Someone told you to avoid the C Corporation. Probably your CPA. And you listened, because they are the expert and the advice sounded reasonable.
Here is the part that should bother you: right now, wherever your retirement savings are sitting, your money is almost entirely invested in C Corporations. The S&P 500 is C Corporations. Your index funds are C Corporations. Your mutual funds are C Corporations. You have been happily putting your money to work inside C Corps for years. You just never owned one yourself. That is how far apart the two sides of this game actually are.
The Double Taxation Story
The reason you avoided it is because someone told you that you would get taxed twice. And that is not entirely wrong. It is just incomplete. It is an incomplete story told by someone operating from a framework where the shareholder is a taxable individual. In that framework, yes, the C Corp pays tax and then you pay tax again when the money comes to you personally. That math is bad. Nobody argues that.
But that is not the only framework. When the shares of your C Corporation are owned by your SOLO401(k) retirement account, the shareholder is a tax-free entity. Profit flows up from your businesses into the C Corp. The C Corp pays its bills and its salaries. Everything left over goes to its shareholder. And the shareholder does not pay taxes. Because it is a retirement account.
That one missing piece is what your CPA left out, and it changes everything about how the structure works.

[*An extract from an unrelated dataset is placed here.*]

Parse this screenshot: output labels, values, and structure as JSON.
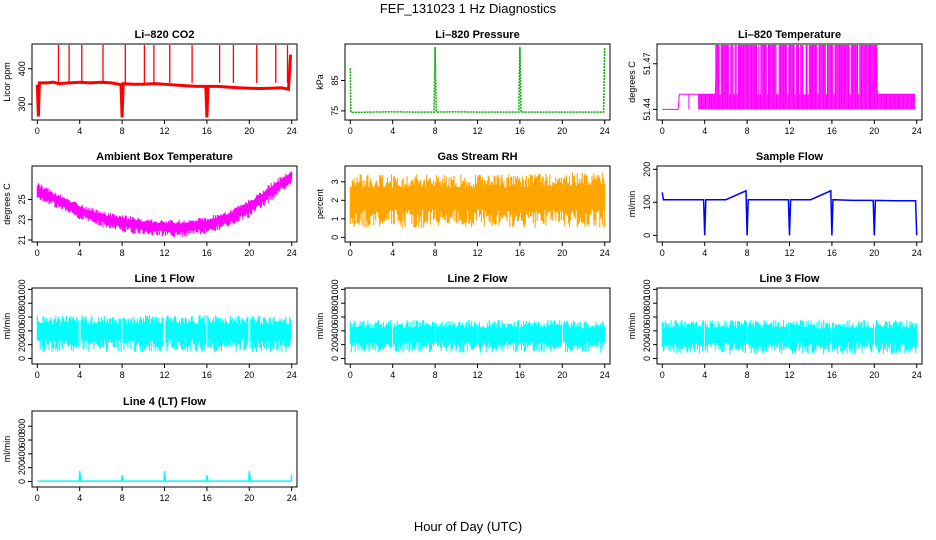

The advice you received was not bullshit exactly. It was accurate for a different structure. The problem is it was delivered as a universal truth.
What Actually Shifts
Here is the behavioral change that happens when this structure clicks for someone. Before ROBS, every business conversation is about how to get rid of money. How do we deduct this? What can we write off? How do we drive the number down before taxes hit? You are running a business that is designed, at the structural level, to not produce profit. And then you wonder why it cannot build wealth.
After ROBS, the conversation flips completely. You want profit. As much of it as possible. Because your profit flows directly into a tax-free retirement account. You are no longer trying to eliminate what you earned. You are trying to maximize it. Every dollar that goes up into that C Corp and into your solo is compounding, tax-free, judgment-proof, and available to pass to your children.
The mental weight of running a business changes when you stop managing it around deductions.
You are no longer asking how to lose money in a way that looks strategic.
The Question Worth Sitting With
How many financial decisions have you made based on advice from people who are not wealthy? Not bad people. Not dishonest people. People who are skilled in their profession but who operate from a contributor framework and who passed that framework on to you as if it were the only way.
The C Corp story is one version of that pattern. There are others. The point is not to distrust everyone who has ever advised you. The point is to notice that the rules you inherited were designed for a specific position, and that position may not be the one you are building toward.
You were told to avoid the thing that the wealthy use to own everything. That is worth thinking about.